The political pundits and journalists have have their various takes on the Gulf Oil disaster and rampant spread of Islamophobia, but for me, a cultural anthropologist who has conducted research among rural peasants in the Republic of Niger and West African immigrants in NYC, the response to the disaster speaks to a much larger and infinitely more profound cultural question. Given the hyper-real speed and complexity of contemporary social life, we have entered an epoch in which a culture of expediency has taken root. In the culture of expediency we take the shortest path between Point A and Point B, reaching our destination in the quickest and least problematic way. In so doing, we speed along in a the blur of the here and now. In so doing we arrive at partial solutions and partial truths, but when things get truly difficult, we seem lost.
Perhaps it is old fashioned of me to suggest a slower more thorough journey toward excellence in a time when the expedient solution or the expedient path is frowned upon. Is it so terrible when it takes years for a person to master a skill and apply it skillfully. Among the Songhay people of Niger, specialists must apprentice many years to master their skill. My teacher of things Songhay, Adamu Jenitongo studied healing for 40 years before he began to practice his skills. The slow movment ha snot yet reached government or the academy. In my discipline of anthropology, for example, it is expedient to latch on to the moment’s theory or the subject of contemporary interest. This tendency sometimes means that we shut our eyes to the partially known past and ignore the future. In the slower environment, mastery of any skill takes time and the master’s greatest charged is to pass his or her knowledge to the next generation.

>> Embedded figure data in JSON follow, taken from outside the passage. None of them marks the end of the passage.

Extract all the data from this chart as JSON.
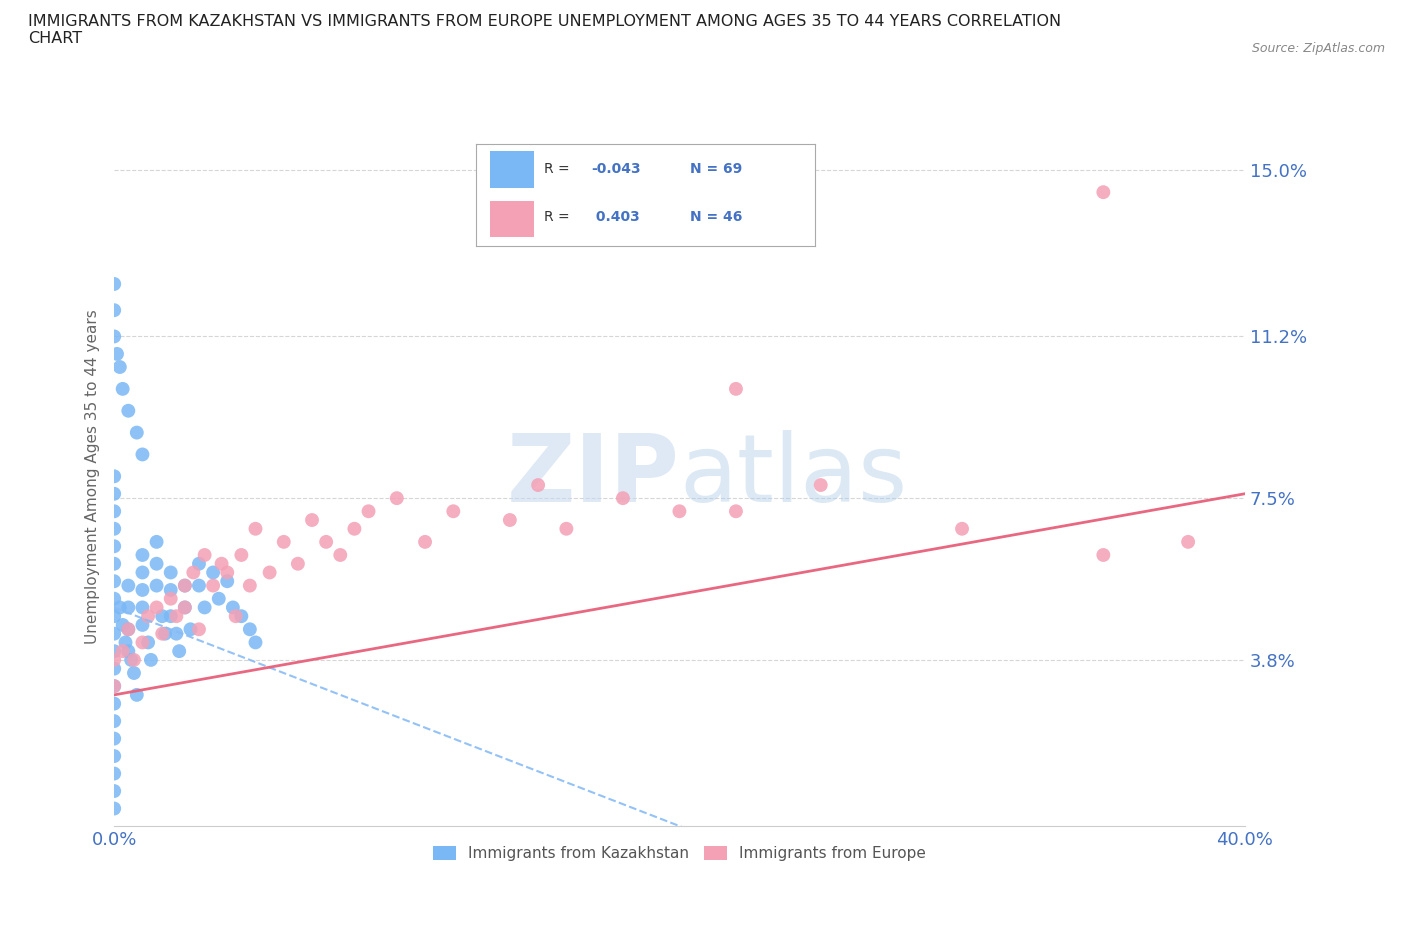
{
  "title": "IMMIGRANTS FROM KAZAKHSTAN VS IMMIGRANTS FROM EUROPE UNEMPLOYMENT AMONG AGES 35 TO 44 YEARS CORRELATION\nCHART",
  "source": "Source: ZipAtlas.com",
  "ylabel": "Unemployment Among Ages 35 to 44 years",
  "xlim": [
    0.0,
    0.4
  ],
  "ylim": [
    0.0,
    0.16
  ],
  "yticks": [
    0.038,
    0.075,
    0.112,
    0.15
  ],
  "ytick_labels": [
    "3.8%",
    "7.5%",
    "11.2%",
    "15.0%"
  ],
  "color_kaz": "#7ab8f5",
  "color_eur": "#f4a0b5",
  "color_kaz_line": "#88bbf5",
  "color_eur_line": "#e8607a",
  "watermark_color": "#d0e4f7",
  "background_color": "#ffffff",
  "grid_color": "#cccccc",
  "title_color": "#222222",
  "tick_label_color": "#4472c4",
  "kaz_x": [
    0.0,
    0.0,
    0.0,
    0.0,
    0.0,
    0.0,
    0.0,
    0.0,
    0.0,
    0.0,
    0.0,
    0.0,
    0.0,
    0.0,
    0.0,
    0.0,
    0.0,
    0.0,
    0.0,
    0.0,
    0.002,
    0.003,
    0.004,
    0.005,
    0.005,
    0.005,
    0.005,
    0.006,
    0.007,
    0.008,
    0.01,
    0.01,
    0.01,
    0.01,
    0.01,
    0.012,
    0.013,
    0.015,
    0.015,
    0.015,
    0.017,
    0.018,
    0.02,
    0.02,
    0.02,
    0.022,
    0.023,
    0.025,
    0.025,
    0.027,
    0.03,
    0.03,
    0.032,
    0.035,
    0.037,
    0.04,
    0.042,
    0.045,
    0.048,
    0.05,
    0.0,
    0.0,
    0.0,
    0.001,
    0.002,
    0.003,
    0.005,
    0.008,
    0.01
  ],
  "kaz_y": [
    0.052,
    0.048,
    0.044,
    0.04,
    0.036,
    0.032,
    0.028,
    0.024,
    0.02,
    0.016,
    0.012,
    0.008,
    0.004,
    0.06,
    0.056,
    0.068,
    0.064,
    0.072,
    0.08,
    0.076,
    0.05,
    0.046,
    0.042,
    0.055,
    0.05,
    0.045,
    0.04,
    0.038,
    0.035,
    0.03,
    0.062,
    0.058,
    0.054,
    0.05,
    0.046,
    0.042,
    0.038,
    0.065,
    0.06,
    0.055,
    0.048,
    0.044,
    0.058,
    0.054,
    0.048,
    0.044,
    0.04,
    0.055,
    0.05,
    0.045,
    0.06,
    0.055,
    0.05,
    0.058,
    0.052,
    0.056,
    0.05,
    0.048,
    0.045,
    0.042,
    0.112,
    0.118,
    0.124,
    0.108,
    0.105,
    0.1,
    0.095,
    0.09,
    0.085
  ],
  "eur_x": [
    0.0,
    0.0,
    0.003,
    0.005,
    0.007,
    0.01,
    0.012,
    0.015,
    0.017,
    0.02,
    0.022,
    0.025,
    0.025,
    0.028,
    0.03,
    0.032,
    0.035,
    0.038,
    0.04,
    0.043,
    0.045,
    0.048,
    0.05,
    0.055,
    0.06,
    0.065,
    0.07,
    0.075,
    0.08,
    0.085,
    0.09,
    0.1,
    0.11,
    0.12,
    0.14,
    0.15,
    0.16,
    0.18,
    0.2,
    0.22,
    0.25,
    0.3,
    0.35,
    0.38,
    0.22,
    0.35
  ],
  "eur_y": [
    0.038,
    0.032,
    0.04,
    0.045,
    0.038,
    0.042,
    0.048,
    0.05,
    0.044,
    0.052,
    0.048,
    0.055,
    0.05,
    0.058,
    0.045,
    0.062,
    0.055,
    0.06,
    0.058,
    0.048,
    0.062,
    0.055,
    0.068,
    0.058,
    0.065,
    0.06,
    0.07,
    0.065,
    0.062,
    0.068,
    0.072,
    0.075,
    0.065,
    0.072,
    0.07,
    0.078,
    0.068,
    0.075,
    0.072,
    0.1,
    0.078,
    0.068,
    0.062,
    0.065,
    0.072,
    0.145
  ]
}
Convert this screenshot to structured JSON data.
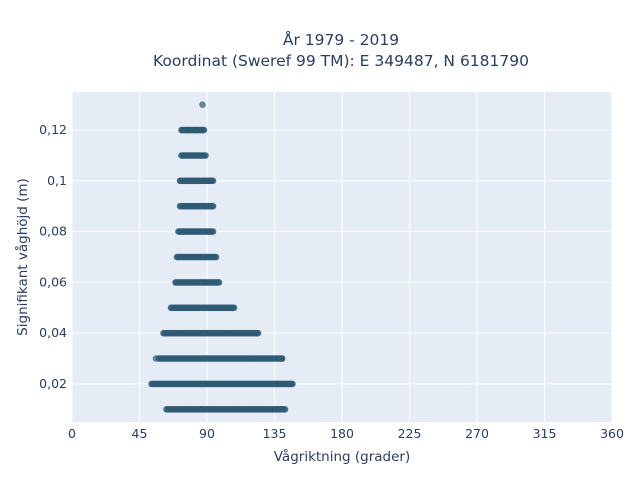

What mastery do we have today in our culture of expedience? If the response to the oil spill in the Gulf of Mexico is indicative, we have very little mastery at all. The wholesale ignorance of Islam suggest a lack of willingness to confront complex ideas and practices. These tendencies rise to the surface in an ongoing culture of expediency. And I’m afraid that our fast and furious pace will lead us a graduate social decline if not an unexpected crash.